Circumbinary disks in post common envelope binary systems with compact objects
Lotem Unger, Aldana Grichener, Noam Soker
TL;DR
This work addresses the formation and dynamical impact of circumbinary disks (CBDs) formed after common envelope evolution (CEE) in massive binaries containing a giant and a compact object (NS/BH). It couples a toy CBD formation model to the COMPAS population synthesis data, using a CBD angular-momentum criterion j_CBD = β J_total,RL / M_env,RL with a formation threshold j_CBD ≥ ζ sqrt{G(M_core+M_CO,f) R_CBD,in}, where R_CBD,in ≈ 2.5 a_f and ζ encodes the disk mass distribution. The study finds CBDs form most readily in BH-BH and NS-NS systems that merge within a Hubble time, but CBD–binary torques generally reduce the number of DCO mergers, potentially producing CEJSN-like transients if contraction drives a core–compact object merger.

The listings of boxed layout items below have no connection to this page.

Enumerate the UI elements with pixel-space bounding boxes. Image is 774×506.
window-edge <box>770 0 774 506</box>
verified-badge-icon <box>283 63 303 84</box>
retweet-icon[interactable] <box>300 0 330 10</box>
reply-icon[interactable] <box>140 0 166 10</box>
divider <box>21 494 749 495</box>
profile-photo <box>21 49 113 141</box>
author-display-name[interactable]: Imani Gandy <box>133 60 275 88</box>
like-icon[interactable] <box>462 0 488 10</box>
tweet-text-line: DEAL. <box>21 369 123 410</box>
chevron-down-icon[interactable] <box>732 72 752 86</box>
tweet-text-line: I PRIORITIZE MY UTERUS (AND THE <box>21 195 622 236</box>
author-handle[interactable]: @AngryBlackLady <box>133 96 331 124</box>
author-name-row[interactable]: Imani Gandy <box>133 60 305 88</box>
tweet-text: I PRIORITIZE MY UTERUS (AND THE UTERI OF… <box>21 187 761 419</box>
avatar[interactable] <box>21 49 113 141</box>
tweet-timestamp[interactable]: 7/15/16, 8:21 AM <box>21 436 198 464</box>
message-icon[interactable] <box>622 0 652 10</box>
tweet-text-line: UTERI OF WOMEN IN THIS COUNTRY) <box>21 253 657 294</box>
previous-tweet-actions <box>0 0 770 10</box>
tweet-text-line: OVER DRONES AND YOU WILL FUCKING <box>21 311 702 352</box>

These results imply CBD formation must be accounted for in population-synthesis predictions to obtain reliable gravitational wave event-rate estimates and to anticipate associated luminous transients; they also highlight sensitivities to metallicity and disk-property parameters that motivate future coupled simulations.
Abstract
We conduct a population synthesis study using the binary population synthesis code compas to explore the formation of circumbinary disks (CBDs) following the common envelope evolution (CEE) phase of a giant star and a neutron star (NS) or black hole (BH). We focus on massive binary systems that evolve into double compact object (DCO) binaries after the exposed core of the giant collapses to form a second NS or BH. A CBD around the binary system of the giant's core and the compact object alters the orbital evolution of the binary. We parameterize the conditions for CBD formation in post-CEE binaries and present characteristics of DCO progenitors that are likely or unlikely to form CBDs. We find that CBD formation is most common in BH-BH binaries and NS-NS binaries that are expected to merge within Hubble time. Furthermore, we find that the interaction of the CBD with the core - NS/BH system at the termination of the CEE reduces the expected rate of DCO mergers, regardless of whether these binaries tighten or expand due to this interaction. If the binary system loses angular momentum to the CBD, it may produce a luminous transient due to a merger between the NS/BH and the core of the giant rather than gravitational wave sources. Thus, accounting for post-CEE CBD formation and its interaction with the binary system in population synthesis studies is significant for obtaining reliable predictions of the gravitational wave event rates expected by current detectors.